Ich weiß: Die Schauspielerei gehört nicht an den Welt-Tresen. Wir haben diese Kolumne erfunden, um über den deutschen Tellerrand blicken zu können – in Länder, die der Hauptstadtjournalismus links oder rechts liegen lässt, mit Autoren, die sich vor Ort auskennen. Ungarn und Bulgarien, die Schweiz und MV (ein wenig Selbstironie muss sein), hin und wieder auch darüber hinaus. Im Januar Kreta und nächste Woche Moskau.
Diese Woche ist Ebbe. Die OB-Stichwahl in Neubrandenburg gibt es erst am Sonntag, und Michael Straumann, unser Mann im Alpenland, steckt mitten in den Prüfungen zum Semesterende. Also muss Hollywood herhalten. Ich dachte: ein Kassenschlager. Pustekuchen. Das Kino in Cham hatte zur besten Sendezeit zwar seinen größten Saal reserviert, aber wir waren allein. Das hat was.
Eigentlich müsste ich diesen Film in die Tonne treten. Die Story? So überladen, dass selbst drei Stunden und tausend schnelle Schnitte nicht reichen, um alles unterzubringen, was man sich da ausgedacht hat. Spannung? Nun ja. Nach sieben Teilen kennt man das Muster. Die Schauspieler? Viel ist da nicht zu tun gewesen. Wenig Drama oder Einkehr, viel Action. Sonst? Wie immer. Hochglanzwerbung für das US-Militär und für den Dienst hinter dem Dienst. Wir wissen, wie solche Produktionen entstehen. Wer diesen Film sieht, hat keinen Zweifel mehr, dass jeder Rüstungsdollar gut angelegt ist und dass es jenseits des tiefen Staates noch eine Ebene tiefer gehen muss. Die Präsidentin, eine farbige Frau mit Brille, hat einen Jungen in Uniform und tut am Ende genau das, was jede Mutter tun würde. Also alles in Butter mit der Demokratievariante made in USA.

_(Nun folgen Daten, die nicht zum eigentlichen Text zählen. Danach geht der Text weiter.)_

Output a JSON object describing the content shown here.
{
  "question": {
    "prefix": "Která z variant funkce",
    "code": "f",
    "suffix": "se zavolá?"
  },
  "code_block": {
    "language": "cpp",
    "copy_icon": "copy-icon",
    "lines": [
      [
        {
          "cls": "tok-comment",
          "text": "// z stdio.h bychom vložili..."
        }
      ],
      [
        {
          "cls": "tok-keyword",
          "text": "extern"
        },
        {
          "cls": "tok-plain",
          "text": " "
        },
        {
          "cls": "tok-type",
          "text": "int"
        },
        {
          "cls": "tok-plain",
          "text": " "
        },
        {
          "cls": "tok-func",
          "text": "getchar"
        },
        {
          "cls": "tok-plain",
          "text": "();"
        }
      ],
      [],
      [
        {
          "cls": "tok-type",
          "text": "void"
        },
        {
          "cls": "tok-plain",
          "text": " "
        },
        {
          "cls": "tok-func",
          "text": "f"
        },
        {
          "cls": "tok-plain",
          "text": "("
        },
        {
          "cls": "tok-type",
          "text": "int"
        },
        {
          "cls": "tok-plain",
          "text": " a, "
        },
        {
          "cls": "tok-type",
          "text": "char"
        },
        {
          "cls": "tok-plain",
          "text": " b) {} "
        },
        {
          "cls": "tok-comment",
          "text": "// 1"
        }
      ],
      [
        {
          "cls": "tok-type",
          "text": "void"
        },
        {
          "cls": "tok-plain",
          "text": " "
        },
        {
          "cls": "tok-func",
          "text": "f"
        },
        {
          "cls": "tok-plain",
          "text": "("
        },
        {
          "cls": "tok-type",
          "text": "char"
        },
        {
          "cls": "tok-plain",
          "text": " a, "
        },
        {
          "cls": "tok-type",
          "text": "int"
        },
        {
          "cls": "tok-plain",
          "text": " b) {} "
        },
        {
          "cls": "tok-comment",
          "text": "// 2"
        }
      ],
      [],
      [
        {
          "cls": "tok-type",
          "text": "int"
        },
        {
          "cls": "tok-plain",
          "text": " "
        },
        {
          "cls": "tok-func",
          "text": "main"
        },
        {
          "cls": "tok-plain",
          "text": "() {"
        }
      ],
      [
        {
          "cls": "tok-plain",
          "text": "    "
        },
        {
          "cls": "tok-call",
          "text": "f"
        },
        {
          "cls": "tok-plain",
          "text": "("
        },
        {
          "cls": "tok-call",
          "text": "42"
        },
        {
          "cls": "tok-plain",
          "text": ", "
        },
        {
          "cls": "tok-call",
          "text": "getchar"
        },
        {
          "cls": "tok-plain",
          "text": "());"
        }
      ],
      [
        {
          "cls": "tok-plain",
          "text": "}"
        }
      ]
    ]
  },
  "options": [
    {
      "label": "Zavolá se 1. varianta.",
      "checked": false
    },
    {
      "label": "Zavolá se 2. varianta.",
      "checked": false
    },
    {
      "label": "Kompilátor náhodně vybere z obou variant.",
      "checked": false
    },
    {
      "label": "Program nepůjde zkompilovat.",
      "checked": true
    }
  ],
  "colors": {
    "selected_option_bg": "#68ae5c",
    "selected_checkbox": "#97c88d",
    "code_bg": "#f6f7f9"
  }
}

Wenn man das alles beiseitelässt, findet man eine Metabotschaft, die schon die Neuauflage von Top Gun getragen hat. Der Mensch lässt sich nicht berechnen. Der Mensch ist besser, als die allerbeste Maschine je sein wird, weil er gegen jede Logik handeln kann und gegen alle Instinkte – im Zweifel auch zu seinem eigenen Nachteil. Jeder Mensch trägt eine Geschichte mit sich herum, die ihn einzigartig macht und die ihm auch erlaubt, alle Regeln zu brechen und Unbekannten zu vertrauen, wenn es darauf ankommt. Die Präsidentin muss keinen langen Befehl schreiben, damit Tom Cruise auf einem Schiff im fernen Ozean das bekommt, was er braucht – wieder von einer Frau am Steuer, okay. Ein Datum genügt. Der Tag ist 30 Jahre her, aber beide wissen noch, was damals passiert ist in Jugoslawien. Jemand hat nicht entschieden, als es nötig war, und so Menschen in den Tod geschickt. Das, da sind sich beide Frauen wortlos und über tausende Meilen einig, wird nicht noch einmal passieren.
Mission: Impossible – The Final Reckoning ist kein guter Film. Die Macher brauchen unendlich viele Schnipsel, um die Figur Ethan Hunt zusammenzusetzen, und lassen einen Nebenhelden am Ende aus dem Off aufsagen, was sie den Zuschauern mitgeben wollen. Sei’s drum. Was im Zeitalter von KI und Trans- oder Posthumanismus zählt, ist das Menschenbild. Die Zukunft ist offen. Wir können heute alles hinter uns lassen, was wir bisher getan haben, uns etwas überlegen, was es so noch nicht gibt, und das Wirklichkeit werden lassen – mit ein paar Freunden, versteht sich, mit Menschen, auf die wir bauen können. Zum Beispiel den Welt-Tresen, nächste Woche wieder wie gewohnt.